The record demonstrates defendant appeared via video for
arraignment on February 16, 2022. The colloquy was as follows:
*** THE COURT: Mr. Torbor, you need to understand that in addition to the two charges of Peeping Tom, which are both felonies, if you’re convicted of either one of those, the State is going to pursue you as a Habitual Offender which means at least a minimum twenty-year sentence and I believe that would be without benefit of parole, probation, or suspension of sentence. If you’re gonna represent yourself you need to be – well, you just need to understand that you’ll be representing yourself and you risk going to jail for at least twenty years. And I – I would advise you that that is a very foolish proposition on your behalf. *** THE COURT: All right. You’re charged as a Peeping Tom which is found in Louisiana Criminal Code under Miscellaneous Crimes under Article 284. It says, “Peeping Tom as used in this Section means one who peeped through windows or doors or other like places situated on or about the premises of another or uses an unmanned aircraft system for the purpose of spying upon or invading the privacy of persons spied upon without the consent of the person spied upon. It is not a necessary element of this offense that the
8 Peeping Tom be upon the premises of the person being spied upon.” *** THE COURT: On the charge of Peeping Tom – two counts of Peeping Tom, how do you wish to plead?

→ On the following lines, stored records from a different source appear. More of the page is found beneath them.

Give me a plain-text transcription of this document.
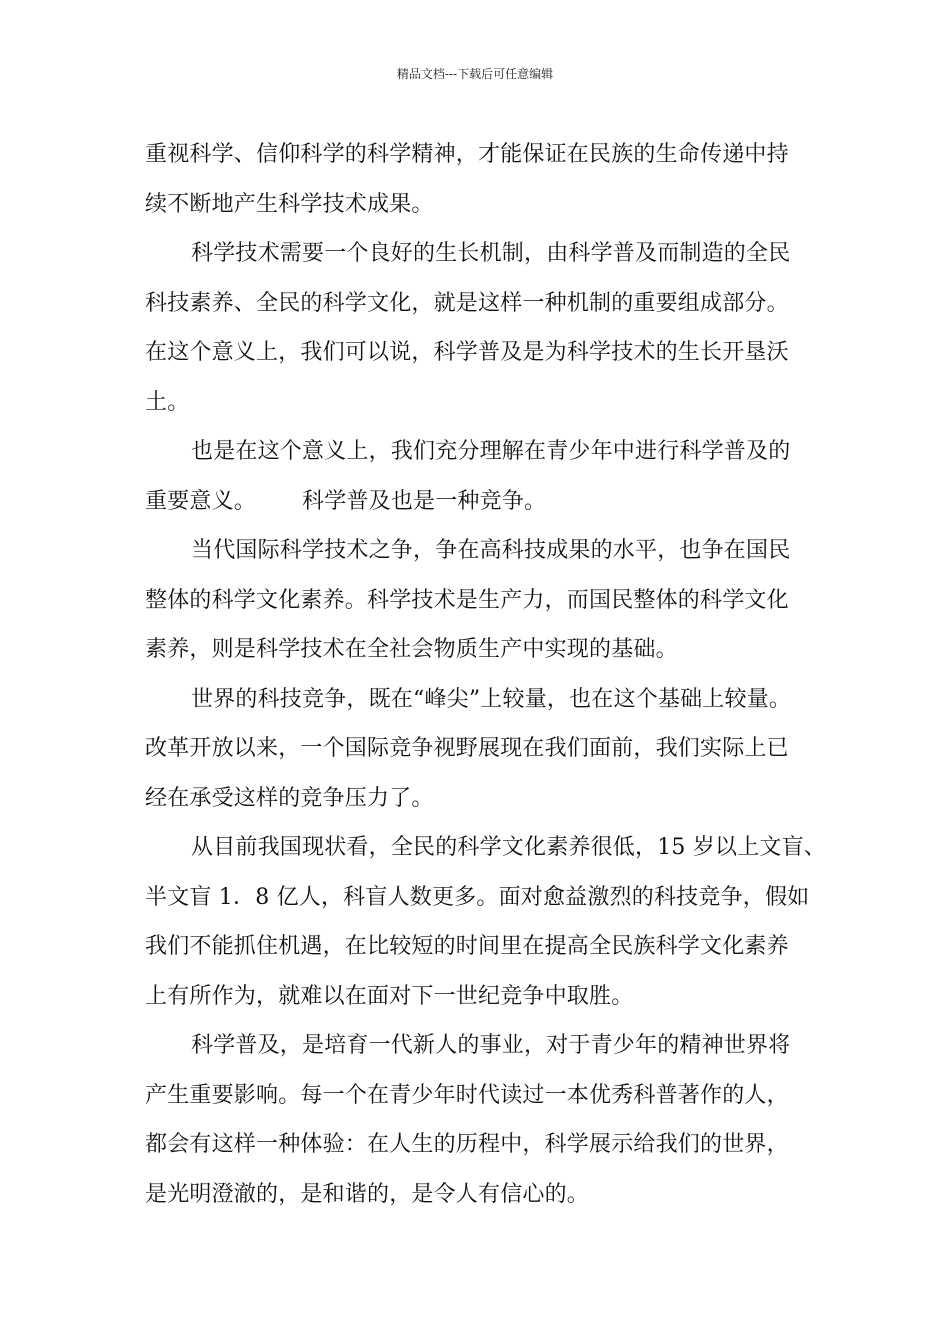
精品文档---下载后可任意编辑
重视科学、信仰科学的科学精神，才能保证在民族的生命传递中持
续不断地产生科学技术成果。
科学技术需要一个良好的生长机制，由科学普及而制造的全民
科技素养、全民的科学文化，就是这样一种机制的重要组成部分。
在这个意义上，我们可以说，科学普及是为科学技术的生长开垦沃
土。
也是在这个意义上，我们充分理解在青少年中进行科学普及的
重要意义。 科学普及也是一种竞争。
当代国际科学技术之争，争在高科技成果的水平，也争在国民
整体的科学文化素养。科学技术是生产力，而国民整体的科学文化
素养，则是科学技术在全社会物质生产中实现的基础。
世界的科技竞争，既在“峰尖”上较量，也在这个基础上较量。
改革开放以来，一个国际竞争视野展现在我们面前，我们实际上已
经在承受这样的竞争压力了。
从目前我国现状看，全民的科学文化素养很低，15 岁以上文盲、
半文盲 1．8 亿人，科盲人数更多。面对愈益激烈的科技竞争，假如
我们不能抓住机遇，在比较短的时间里在提高全民族科学文化素养
上有所作为，就难以在面对下一世纪竞争中取胜。
科学普及，是培育一代新人的事业，对于青少年的精神世界将
产生重要影响。每一个在青少年时代读过一本优秀科普著作的人，
都会有这样一种体验：在人生的历程中，科学展示给我们的世界，
是光明澄澈的，是和谐的，是令人有信心的。
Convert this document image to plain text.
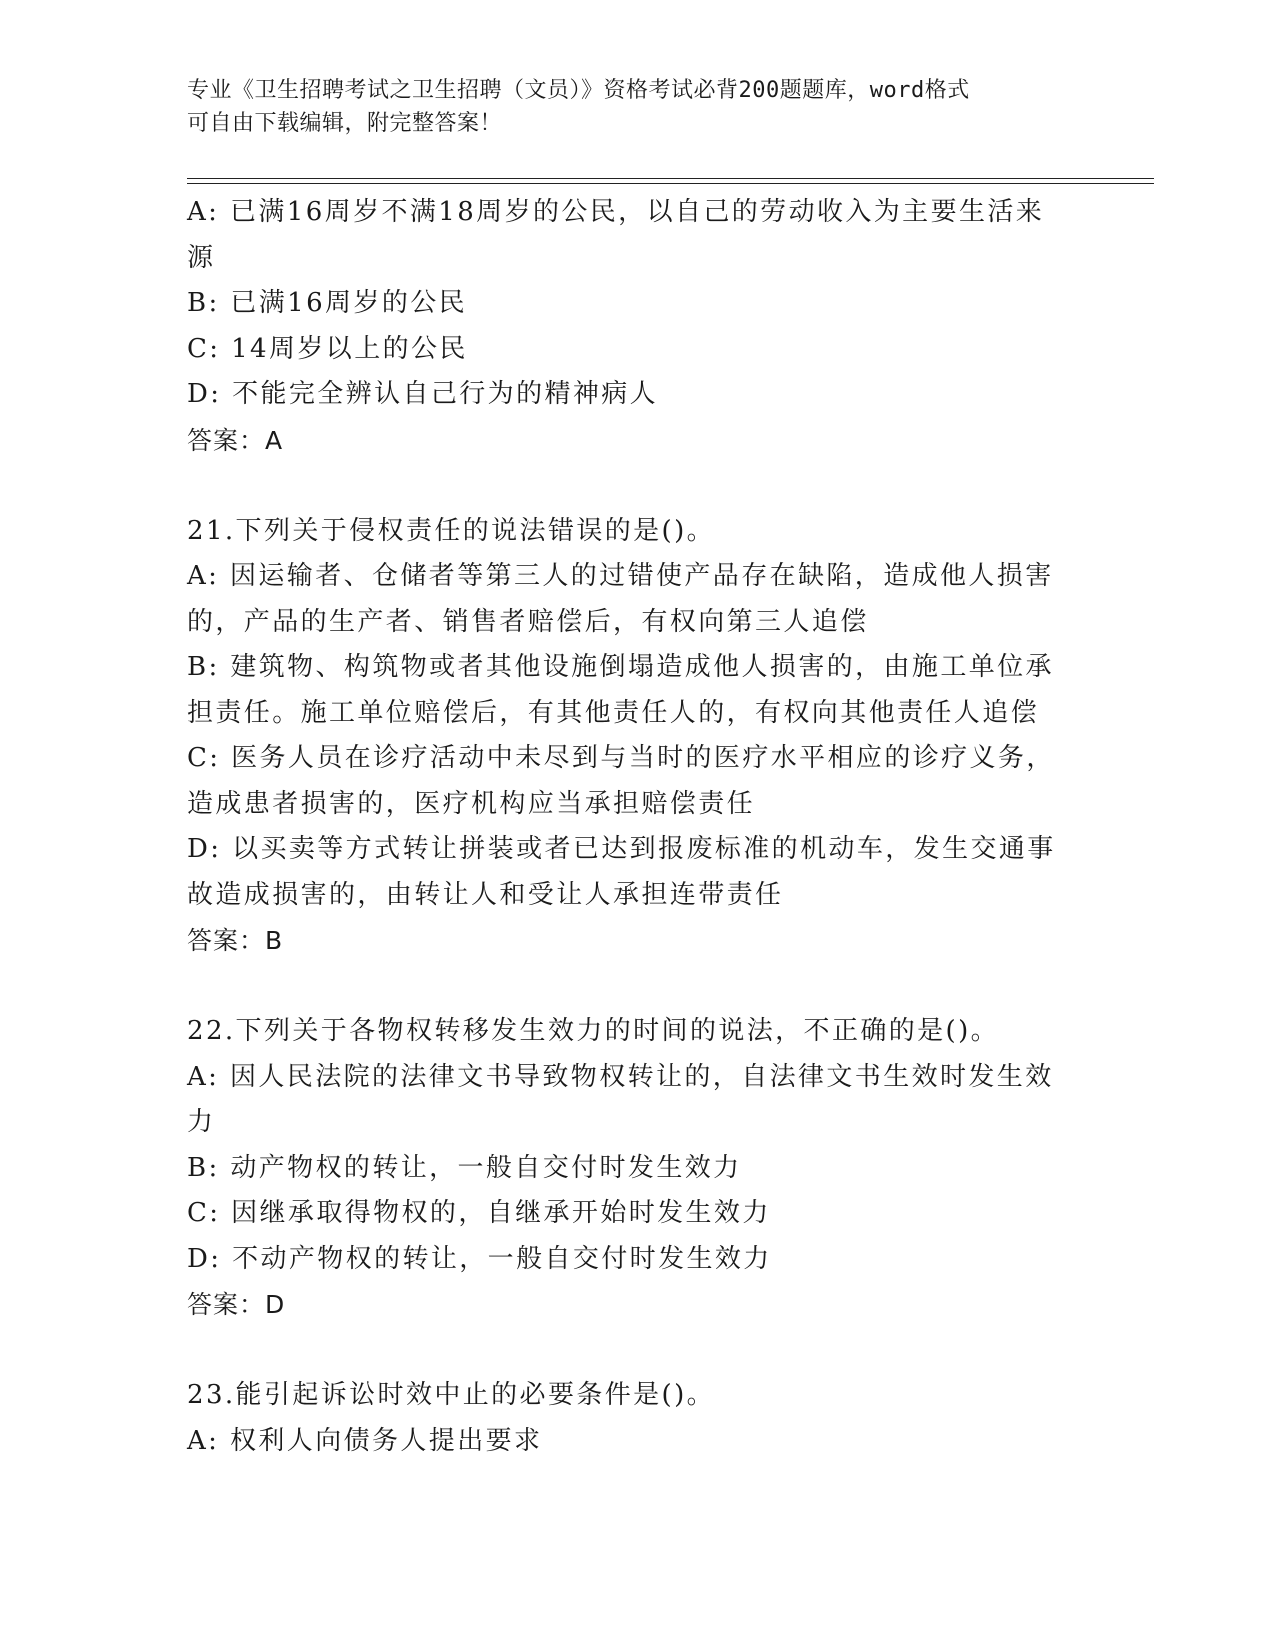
专业《卫生招聘考试之卫生招聘（文员）》资格考试必背200题题库，word格式
可自由下载编辑，附完整答案！
A: 已满16周岁不满18周岁的公民，以自己的劳动收入为主要生活来
源
B: 已满16周岁的公民
C: 14周岁以上的公民
D: 不能完全辨认自己行为的精神病人
答案：A
21.下列关于侵权责任的说法错误的是()。
A: 因运输者、仓储者等第三人的过错使产品存在缺陷，造成他人损害
的，产品的生产者、销售者赔偿后，有权向第三人追偿
B: 建筑物、构筑物或者其他设施倒塌造成他人损害的，由施工单位承
担责任。施工单位赔偿后，有其他责任人的，有权向其他责任人追偿
C: 医务人员在诊疗活动中未尽到与当时的医疗水平相应的诊疗义务，
造成患者损害的，医疗机构应当承担赔偿责任
D: 以买卖等方式转让拼装或者已达到报废标准的机动车，发生交通事
故造成损害的，由转让人和受让人承担连带责任
答案：B
22.下列关于各物权转移发生效力的时间的说法，不正确的是()。
A: 因人民法院的法律文书导致物权转让的，自法律文书生效时发生效
力
B: 动产物权的转让，一般自交付时发生效力
C: 因继承取得物权的，自继承开始时发生效力
D: 不动产物权的转让，一般自交付时发生效力
答案：D
23.能引起诉讼时效中止的必要条件是()。
A: 权利人向债务人提出要求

[DEFENDANT]: I’d like to plead Not Guilty, Your Honor. ***
We find no reversible error in defendant’s arraignment. The record
demonstrates the trial court informed defendant of the charges against him
by reading the Peeping Tom statute and the potential penalties he would face
if convicted and subsequently adjudicated a habitual offender. The court
also called upon defendant to enter a plea, and defendant entered a plea of
“not guilty.” Further, the record reflects defendant proceeded to trial
without raising any objections regarding any irregularities in the arraignment
or plea. This assignment lacks merit.
In a pro se assignment of error, defendant contends the 20-year
sentence is excessive and makes no measurable contribution to acceptable
goals of punishment, is nothing more than the purposeless imposition of pain
and suffering, and is grossly out of proportion to the severity of the crime.

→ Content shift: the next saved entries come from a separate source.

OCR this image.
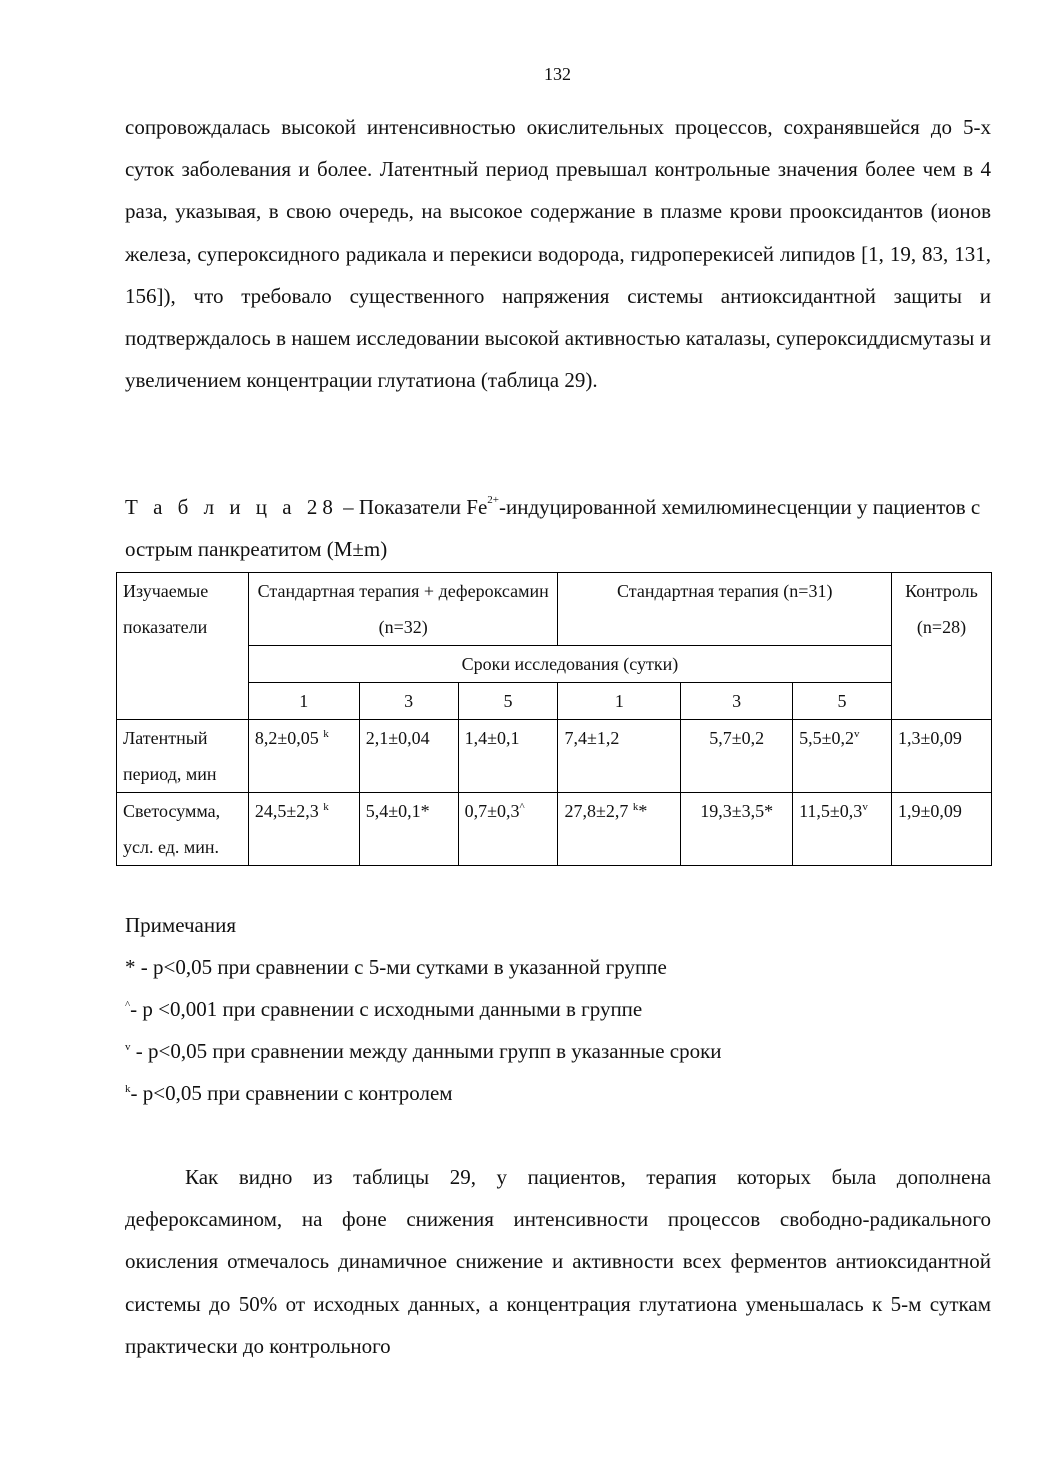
132

сопровождалась высокой интенсивностью окислительных процессов, сохранявшейся до 5-х суток заболевания и более. Латентный период превышал контрольные значения более чем в 4 раза, указывая, в свою очередь, на высокое содержание в плазме крови прооксидантов (ионов железа, супероксидного радикала и перекиси водорода, гидроперекисей липидов [1, 19, 83, 131, 156]), что требовало существенного напряжения системы антиоксидантной защиты и подтверждалось в нашем исследовании высокой активностью каталазы, супероксиддисмутазы и увеличением концентрации глутатиона (таблица 29).

Т а б л и ц а 28 – Показатели $Fe^{2+}$-индуцированной хемилюминесценции у пациентов с острым панкреатитом (M±m)

Изучаемые показатели	Стандартная терапия + дефероксамин (n=32)			Стандартная терапия (n=31)			Контроль (n=28)
	Сроки исследования (сутки)						
	1	3	5	1	3	5	
Латентный период, мин	8,2±0,05 $^k$	2,1±0,04	1,4±0,1	7,4±1,2	5,7±0,2	$5,5\pm 0,2^v$	1,3±0,09
Светосумма, усл. ед. мин.	24,5±2,3 $^k$	5,4±0,1*	0,7±0,3^	27,8±2,7 $^k$*	19,3±3,5*	$11,5\pm 0,3^v$	1,9±0,09
Примечания
* - p<0,05 при сравнении с 5-ми сутками в указанной группе
^- p <0,001 при сравнении с исходными данными в группе
$^v$ - p<0,05 при сравнении между данными групп в указанные сроки
$^k$- p<0,05 при сравнении с контролем

Как видно из таблицы 29, у пациентов, терапия которых была дополнена дефероксамином, на фоне снижения интенсивности процессов свободно-радикального окисления отмечалось динамичное снижение и активности всех ферментов антиоксидантной системы до 50% от исходных данных, а концентрация глутатиона уменьшалась к 5-м суткам практически до контрольного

State v. Lobato, 603 So. 2d 739 (La. 1992). Nevertheless, he concedes he
agreed to a minimum sentence of 20 years as a habitual offender.

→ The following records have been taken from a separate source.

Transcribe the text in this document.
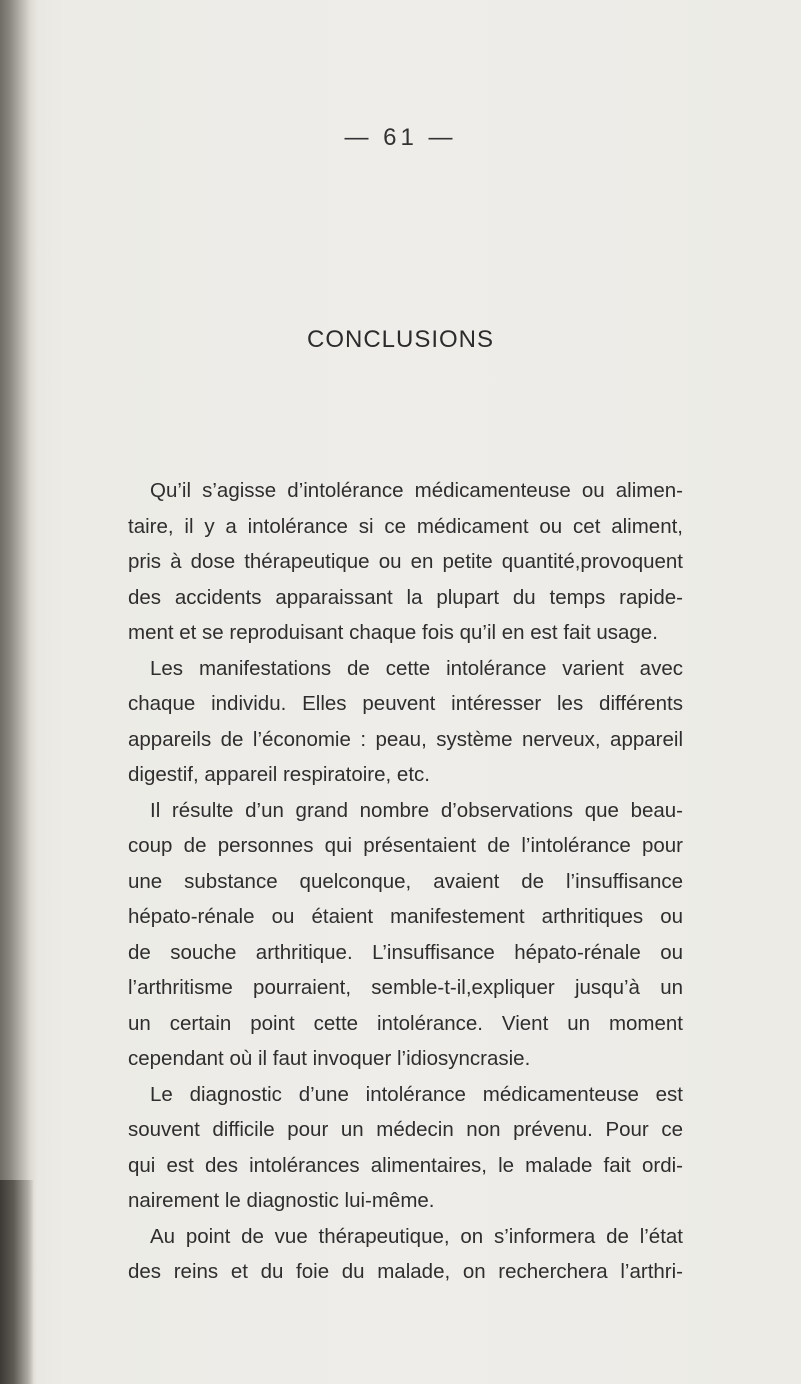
— 61 —
CONCLUSIONS
Qu’il s’agisse d’intolérance médicamenteuse ou alimen-
taire, il y a intolérance si ce médicament ou cet aliment,
pris à dose thérapeutique ou en petite quantité,provoquent
des accidents apparaissant la plupart du temps rapide-
ment et se reproduisant chaque fois qu’il en est fait usage.
Les manifestations de cette intolérance varient avec
chaque individu. Elles peuvent intéresser les différents
appareils de l’économie : peau, système nerveux, appareil
digestif, appareil respiratoire, etc.
Il résulte d’un grand nombre d’observations que beau-
coup de personnes qui présentaient de l’intolérance pour
une substance quelconque, avaient de l’insuffisance
hépato-rénale ou étaient manifestement arthritiques ou
de souche arthritique. L’insuffisance hépato-rénale ou
l’arthritisme pourraient, semble-t-il,expliquer jusqu’à un
un certain point cette intolérance. Vient un moment
cependant où il faut invoquer l’idiosyncrasie.
Le diagnostic d’une intolérance médicamenteuse est
souvent difficile pour un médecin non prévenu. Pour ce
qui est des intolérances alimentaires, le malade fait ordi-
nairement le diagnostic lui-même.
Au point de vue thérapeutique, on s’informera de l’état
des reins et du foie du malade, on recherchera l’arthri-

La. C. Cr. P. art. 881.2(A)(2) precludes a defendant from appealing a
sentence imposed in conformity with a plea agreement which was set forth
in the record at the time of his plea. State v. Young, 96-0195 (La. 10/15/96),
680 So. 2d 1171. Here, the record reflects after being advised of his
constitutional rights, defendant waived his rights and pled guilty to the
habitual offender adjudication. Further, the plea agreement included a
sentence of 20 years at hard labor, and defendant was informed by the trial
9 court he was waiving his right to appeal the habitual offender adjudication
and sentence. Defendant was ultimately sentenced to the agreed-upon
sentence of 20 years. Thus, pursuant to Young, supra, defendant is barred
from appealing his sentence, which was imposed in conformity with a plea
agreement set forth in the record at the time of the plea.
CONCLUSION
For the reasons set forth herein, defendant’s conviction and sentence
are affirmed.
CONVICTION AFFIRMED; SENTENCE AFFIRMED.